Sometimes when my intuition is right, it makes me feel like I'm always right. I'm trying to hang on to Hinge for 3 months so I don't keep signing on and off. I want the next time I delete it to be the last time.
I've paused my profile because there's only 1 slow burn on there that really isn't my type. If I'm following my dental hygienist, I'm really not physically attracted to this guy. Prior to this conversation in March 2022, I didn't even think I had the option to be physically attracted to a potential partner. I get what I get and I don't get upset. I've always just relied on personality because frankly those were all the options available to me.
I know it's still true because I have my Catfish Katie profile to remind me. I set her parameters exactly the same as mind and she's still at over 100+ matches even in my neighborhood where seemingly the well was dry. It's not.

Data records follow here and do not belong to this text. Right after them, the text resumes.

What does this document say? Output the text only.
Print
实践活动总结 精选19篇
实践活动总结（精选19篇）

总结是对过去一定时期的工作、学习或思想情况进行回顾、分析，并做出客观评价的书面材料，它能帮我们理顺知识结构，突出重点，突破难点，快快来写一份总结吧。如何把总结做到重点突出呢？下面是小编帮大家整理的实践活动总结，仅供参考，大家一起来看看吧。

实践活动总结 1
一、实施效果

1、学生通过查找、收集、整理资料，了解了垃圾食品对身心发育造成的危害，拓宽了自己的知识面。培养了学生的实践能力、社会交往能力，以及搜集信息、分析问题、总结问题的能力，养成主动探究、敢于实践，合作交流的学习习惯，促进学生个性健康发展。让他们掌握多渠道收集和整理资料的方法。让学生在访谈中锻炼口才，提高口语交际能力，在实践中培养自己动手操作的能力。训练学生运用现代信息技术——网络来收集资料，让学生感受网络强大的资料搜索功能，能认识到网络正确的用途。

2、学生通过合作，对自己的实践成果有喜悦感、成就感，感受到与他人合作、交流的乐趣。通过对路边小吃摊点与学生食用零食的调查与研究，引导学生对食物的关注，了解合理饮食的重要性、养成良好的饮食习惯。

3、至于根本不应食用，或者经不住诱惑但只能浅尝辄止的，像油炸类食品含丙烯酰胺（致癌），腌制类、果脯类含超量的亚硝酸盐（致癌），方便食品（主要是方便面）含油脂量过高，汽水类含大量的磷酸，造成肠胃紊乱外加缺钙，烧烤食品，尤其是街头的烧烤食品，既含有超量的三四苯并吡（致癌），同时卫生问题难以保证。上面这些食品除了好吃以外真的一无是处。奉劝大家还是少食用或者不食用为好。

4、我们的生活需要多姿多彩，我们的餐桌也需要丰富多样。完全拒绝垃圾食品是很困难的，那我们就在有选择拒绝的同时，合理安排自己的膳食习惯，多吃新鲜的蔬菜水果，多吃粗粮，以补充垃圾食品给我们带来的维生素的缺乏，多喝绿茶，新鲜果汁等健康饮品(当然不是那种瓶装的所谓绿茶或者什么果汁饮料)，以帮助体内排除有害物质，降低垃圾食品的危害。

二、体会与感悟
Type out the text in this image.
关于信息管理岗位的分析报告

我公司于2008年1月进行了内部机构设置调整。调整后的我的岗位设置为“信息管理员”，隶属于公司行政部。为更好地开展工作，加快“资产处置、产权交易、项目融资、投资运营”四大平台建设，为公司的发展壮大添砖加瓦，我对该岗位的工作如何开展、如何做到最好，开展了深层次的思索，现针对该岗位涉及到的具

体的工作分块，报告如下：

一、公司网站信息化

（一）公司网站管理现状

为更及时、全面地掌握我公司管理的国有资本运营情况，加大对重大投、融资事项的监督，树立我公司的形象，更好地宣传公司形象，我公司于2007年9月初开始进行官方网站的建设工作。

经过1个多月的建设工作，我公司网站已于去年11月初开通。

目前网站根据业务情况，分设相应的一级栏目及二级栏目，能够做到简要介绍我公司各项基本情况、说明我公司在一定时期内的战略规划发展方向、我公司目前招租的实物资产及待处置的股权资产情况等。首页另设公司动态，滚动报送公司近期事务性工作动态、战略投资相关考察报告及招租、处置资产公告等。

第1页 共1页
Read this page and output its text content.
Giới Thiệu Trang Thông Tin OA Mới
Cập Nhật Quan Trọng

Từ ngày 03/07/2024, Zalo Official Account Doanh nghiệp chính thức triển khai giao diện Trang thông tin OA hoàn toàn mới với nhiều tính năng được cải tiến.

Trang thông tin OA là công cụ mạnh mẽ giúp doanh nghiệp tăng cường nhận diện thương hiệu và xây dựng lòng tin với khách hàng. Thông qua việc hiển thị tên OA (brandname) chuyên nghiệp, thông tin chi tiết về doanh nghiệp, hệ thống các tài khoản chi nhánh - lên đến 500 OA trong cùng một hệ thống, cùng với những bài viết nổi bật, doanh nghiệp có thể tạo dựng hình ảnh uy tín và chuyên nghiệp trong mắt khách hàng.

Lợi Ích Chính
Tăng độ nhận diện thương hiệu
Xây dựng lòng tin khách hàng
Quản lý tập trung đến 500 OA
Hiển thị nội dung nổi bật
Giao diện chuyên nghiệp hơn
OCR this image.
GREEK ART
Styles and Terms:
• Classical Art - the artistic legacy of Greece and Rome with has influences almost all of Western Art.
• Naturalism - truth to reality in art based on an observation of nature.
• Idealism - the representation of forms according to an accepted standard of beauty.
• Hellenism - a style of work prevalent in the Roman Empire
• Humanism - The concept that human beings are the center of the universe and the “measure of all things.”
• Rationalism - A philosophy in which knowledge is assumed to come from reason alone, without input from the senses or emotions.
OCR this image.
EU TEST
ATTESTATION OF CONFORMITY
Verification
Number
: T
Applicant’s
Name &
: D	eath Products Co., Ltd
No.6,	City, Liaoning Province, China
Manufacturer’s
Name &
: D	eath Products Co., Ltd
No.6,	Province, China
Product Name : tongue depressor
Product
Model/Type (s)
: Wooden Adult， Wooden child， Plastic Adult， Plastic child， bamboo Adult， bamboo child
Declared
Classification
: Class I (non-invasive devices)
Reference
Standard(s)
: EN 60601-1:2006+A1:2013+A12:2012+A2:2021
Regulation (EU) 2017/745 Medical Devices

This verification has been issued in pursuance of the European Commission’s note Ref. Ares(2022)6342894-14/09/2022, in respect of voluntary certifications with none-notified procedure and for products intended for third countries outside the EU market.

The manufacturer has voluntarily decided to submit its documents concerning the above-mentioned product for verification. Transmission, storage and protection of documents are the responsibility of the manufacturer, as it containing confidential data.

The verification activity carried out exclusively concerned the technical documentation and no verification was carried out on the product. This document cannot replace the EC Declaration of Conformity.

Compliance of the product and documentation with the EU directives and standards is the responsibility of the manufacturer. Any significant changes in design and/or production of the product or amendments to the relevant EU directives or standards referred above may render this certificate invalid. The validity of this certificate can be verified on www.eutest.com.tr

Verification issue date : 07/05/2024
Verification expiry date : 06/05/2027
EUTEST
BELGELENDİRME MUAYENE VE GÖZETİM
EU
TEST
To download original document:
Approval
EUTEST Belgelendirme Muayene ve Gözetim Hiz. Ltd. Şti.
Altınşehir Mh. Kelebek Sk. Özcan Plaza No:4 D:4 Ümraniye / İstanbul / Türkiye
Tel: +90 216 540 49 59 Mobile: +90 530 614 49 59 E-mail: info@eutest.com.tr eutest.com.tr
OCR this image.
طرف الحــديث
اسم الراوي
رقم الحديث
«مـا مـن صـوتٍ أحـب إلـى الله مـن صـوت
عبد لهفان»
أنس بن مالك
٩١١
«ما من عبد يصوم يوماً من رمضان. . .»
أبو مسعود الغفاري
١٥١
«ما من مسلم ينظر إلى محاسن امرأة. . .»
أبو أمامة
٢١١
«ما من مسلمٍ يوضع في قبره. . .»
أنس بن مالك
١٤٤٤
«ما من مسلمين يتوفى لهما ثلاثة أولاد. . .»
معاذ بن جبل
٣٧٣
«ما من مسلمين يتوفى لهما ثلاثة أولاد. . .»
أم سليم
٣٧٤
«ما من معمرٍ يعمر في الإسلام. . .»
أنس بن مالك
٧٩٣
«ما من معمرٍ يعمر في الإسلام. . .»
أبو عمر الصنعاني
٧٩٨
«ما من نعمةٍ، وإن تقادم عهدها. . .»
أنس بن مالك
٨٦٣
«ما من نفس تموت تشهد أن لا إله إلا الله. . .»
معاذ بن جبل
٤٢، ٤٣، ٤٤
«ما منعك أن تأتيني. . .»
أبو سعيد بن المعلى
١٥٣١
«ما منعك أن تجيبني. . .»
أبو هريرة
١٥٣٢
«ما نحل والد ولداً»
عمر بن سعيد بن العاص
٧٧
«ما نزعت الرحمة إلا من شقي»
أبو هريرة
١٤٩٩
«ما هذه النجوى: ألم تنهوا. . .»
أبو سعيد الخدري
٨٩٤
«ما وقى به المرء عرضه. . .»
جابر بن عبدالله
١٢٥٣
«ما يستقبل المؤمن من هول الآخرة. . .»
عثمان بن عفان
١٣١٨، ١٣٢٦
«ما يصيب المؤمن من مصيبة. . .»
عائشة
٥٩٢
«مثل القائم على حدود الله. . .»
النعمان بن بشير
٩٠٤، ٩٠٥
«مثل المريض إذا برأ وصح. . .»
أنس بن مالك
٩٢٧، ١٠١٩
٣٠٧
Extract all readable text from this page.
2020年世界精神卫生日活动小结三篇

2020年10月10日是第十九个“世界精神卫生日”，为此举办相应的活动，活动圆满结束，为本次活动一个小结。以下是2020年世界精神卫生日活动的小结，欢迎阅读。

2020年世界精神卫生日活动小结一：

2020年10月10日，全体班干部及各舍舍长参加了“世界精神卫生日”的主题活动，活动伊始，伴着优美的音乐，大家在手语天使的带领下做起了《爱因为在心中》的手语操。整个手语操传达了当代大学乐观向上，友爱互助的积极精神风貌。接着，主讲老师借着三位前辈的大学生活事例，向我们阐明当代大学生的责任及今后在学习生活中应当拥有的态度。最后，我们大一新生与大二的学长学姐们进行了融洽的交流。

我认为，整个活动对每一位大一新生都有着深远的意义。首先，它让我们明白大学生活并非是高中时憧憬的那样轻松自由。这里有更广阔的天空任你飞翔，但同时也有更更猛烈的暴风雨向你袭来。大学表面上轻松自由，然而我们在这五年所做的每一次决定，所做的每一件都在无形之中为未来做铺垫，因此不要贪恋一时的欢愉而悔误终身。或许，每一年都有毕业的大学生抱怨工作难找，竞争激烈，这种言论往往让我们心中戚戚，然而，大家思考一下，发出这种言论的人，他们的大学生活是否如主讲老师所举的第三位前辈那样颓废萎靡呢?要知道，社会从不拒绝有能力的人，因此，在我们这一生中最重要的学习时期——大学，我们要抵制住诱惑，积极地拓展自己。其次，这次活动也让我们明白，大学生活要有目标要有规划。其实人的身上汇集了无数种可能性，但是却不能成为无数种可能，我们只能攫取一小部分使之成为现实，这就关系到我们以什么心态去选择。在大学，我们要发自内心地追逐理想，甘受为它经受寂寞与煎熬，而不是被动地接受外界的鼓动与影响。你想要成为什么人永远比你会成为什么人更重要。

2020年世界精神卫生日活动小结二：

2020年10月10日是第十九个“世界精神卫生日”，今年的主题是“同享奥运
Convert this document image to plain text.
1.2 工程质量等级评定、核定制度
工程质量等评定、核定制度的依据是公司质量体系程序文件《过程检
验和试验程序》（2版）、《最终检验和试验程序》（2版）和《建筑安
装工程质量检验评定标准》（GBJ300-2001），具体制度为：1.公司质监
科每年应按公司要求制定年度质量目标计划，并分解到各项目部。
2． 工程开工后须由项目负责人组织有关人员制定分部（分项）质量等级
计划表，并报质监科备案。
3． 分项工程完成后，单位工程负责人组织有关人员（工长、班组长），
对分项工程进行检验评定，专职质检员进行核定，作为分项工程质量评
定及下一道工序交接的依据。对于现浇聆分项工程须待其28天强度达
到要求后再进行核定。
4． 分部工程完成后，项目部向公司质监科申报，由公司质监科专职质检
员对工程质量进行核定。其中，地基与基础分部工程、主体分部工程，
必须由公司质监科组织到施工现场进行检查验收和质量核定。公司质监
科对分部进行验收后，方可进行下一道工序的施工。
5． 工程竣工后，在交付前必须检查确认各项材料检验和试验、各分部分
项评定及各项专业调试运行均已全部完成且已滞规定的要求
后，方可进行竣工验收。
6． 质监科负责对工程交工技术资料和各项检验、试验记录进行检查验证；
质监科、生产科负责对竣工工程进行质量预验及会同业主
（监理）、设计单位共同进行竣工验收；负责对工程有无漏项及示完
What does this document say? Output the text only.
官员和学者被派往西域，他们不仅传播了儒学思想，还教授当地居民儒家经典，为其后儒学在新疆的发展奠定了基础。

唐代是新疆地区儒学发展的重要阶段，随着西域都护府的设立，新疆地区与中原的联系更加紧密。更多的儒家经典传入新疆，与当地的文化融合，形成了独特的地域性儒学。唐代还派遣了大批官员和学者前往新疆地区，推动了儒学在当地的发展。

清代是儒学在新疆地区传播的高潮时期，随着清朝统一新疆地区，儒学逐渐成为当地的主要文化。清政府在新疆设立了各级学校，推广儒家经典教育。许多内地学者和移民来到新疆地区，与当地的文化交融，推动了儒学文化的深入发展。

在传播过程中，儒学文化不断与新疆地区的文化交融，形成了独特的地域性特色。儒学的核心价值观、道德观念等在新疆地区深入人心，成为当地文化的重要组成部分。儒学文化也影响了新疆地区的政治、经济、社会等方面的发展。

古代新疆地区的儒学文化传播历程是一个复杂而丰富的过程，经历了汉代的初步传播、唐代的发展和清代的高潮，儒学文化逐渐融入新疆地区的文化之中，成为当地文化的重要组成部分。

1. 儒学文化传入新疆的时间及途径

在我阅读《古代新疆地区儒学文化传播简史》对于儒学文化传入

Then I was greeted this morning by an email that my 5-person interview led to nothing. They went with someone else. Good on them! I already knew these small time, too many people interviews don't end well for me.
So dating and interviewing continue to be my nemesis.
I'm really grateful that they responded and I didn't have to email for the rejection or be ghosted. So, there's that!
I finally set up my Walmart delivery. I just didn't feel like it last night. I was a bit weepy last night. Only 2 or 3 tears, but just overall blah.
I decided I need to walk or talk at least every 3rd day. I technically did chat with a colleague yesterday morning but it wasn't enough. By about 7p I was feeling bad again. I'm trying my best to enjoy my freetime but it's better for me if it's sandwiched between something.
I don't know what else to do about that.